Think of all the sounds in a movie–drumming hoofbeats, zooming cars, booming thunder, heels clacking down a hall.

In movies, Foley artists will often add those sounds in after the filming, creating those noises in a studio. It’s a job that requires skill and creativity … and now, a computer can do it.

In a paper that will be presented this month at the Computer Vision and Pattern Recognition conference by researchers at MIT’s Computer Science and Artificial Intelligence Lab, the researchers describe how they created a deep-learning algorithm that can watch a silent movie and create sounds that go along with the motions on screen. It’s so good, it even fooled people into thinking they were actual, recorded sounds from the environment.

They managed to do this by recording audio and video of researchers hitting objects with a drumstick, and showing the video to the algorithm, which was able to learn what sounds went with which visuals. The resulting dataset is available for other researchers. It’s called ‘Greatest Hits’.

After learning from the video, the computer was then able to generate appropriate sound effects for a new silent movie, fooling people asked to watch videos and determine if the sounds they heard were real or computer generated. The algorithm doesn’t just choose a sound from the database, it actually synthesizes a waveform to match the video.

Foley artists shouldn’t panic though.

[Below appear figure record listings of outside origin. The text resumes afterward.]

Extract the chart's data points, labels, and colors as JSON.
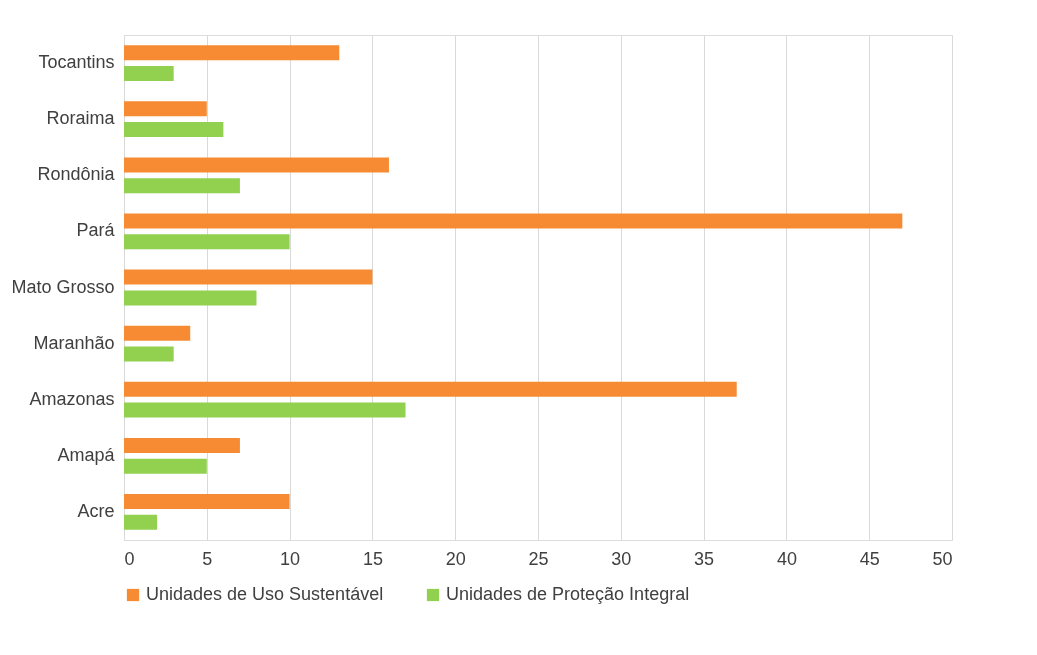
{
  "chart_data": {
    "type": "bar",
    "orientation": "horizontal",
    "categories": [
      "Tocantins",
      "Roraima",
      "Rondônia",
      "Pará",
      "Mato Grosso",
      "Maranhão",
      "Amazonas",
      "Amapá",
      "Acre"
    ],
    "series": [
      {
        "name": "Unidades de Uso Sustentável",
        "color": "#f68b33",
        "values": [
          13,
          5,
          16,
          47,
          15,
          4,
          37,
          7,
          10
        ]
      },
      {
        "name": "Unidades de Proteção Integral",
        "color": "#92d050",
        "values": [
          3,
          6,
          7,
          10,
          8,
          3,
          17,
          5,
          2
        ]
      }
    ],
    "xlim": [
      0,
      50
    ],
    "xticks": [
      0,
      5,
      10,
      15,
      20,
      25,
      30,
      35,
      40,
      45,
      50
    ],
    "grid": "x",
    "legend": "bottom"
  }
}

While someday, this algorithm might be able to produce sounds based on videos for TV shows, the algorithm isn’t there yet. It still gets confused by movements that look like hits but aren’t, and it can’t yet generate ambient sounds like distant traffic or birds chirping in a garden.

There are other reasons a computer might want to know what sounds are associated with different visuals–including helping robots navigate the world.

“A robot could look at a sidewalk and instinctively know that the cement is hard and the grass is soft, and therefore know what would happen if they stepped on either of them,” Andrew Owens, lead author of the paper said. “Being able to predict sound is an important first step toward being able to predict the consequences of physical interactions with the world.”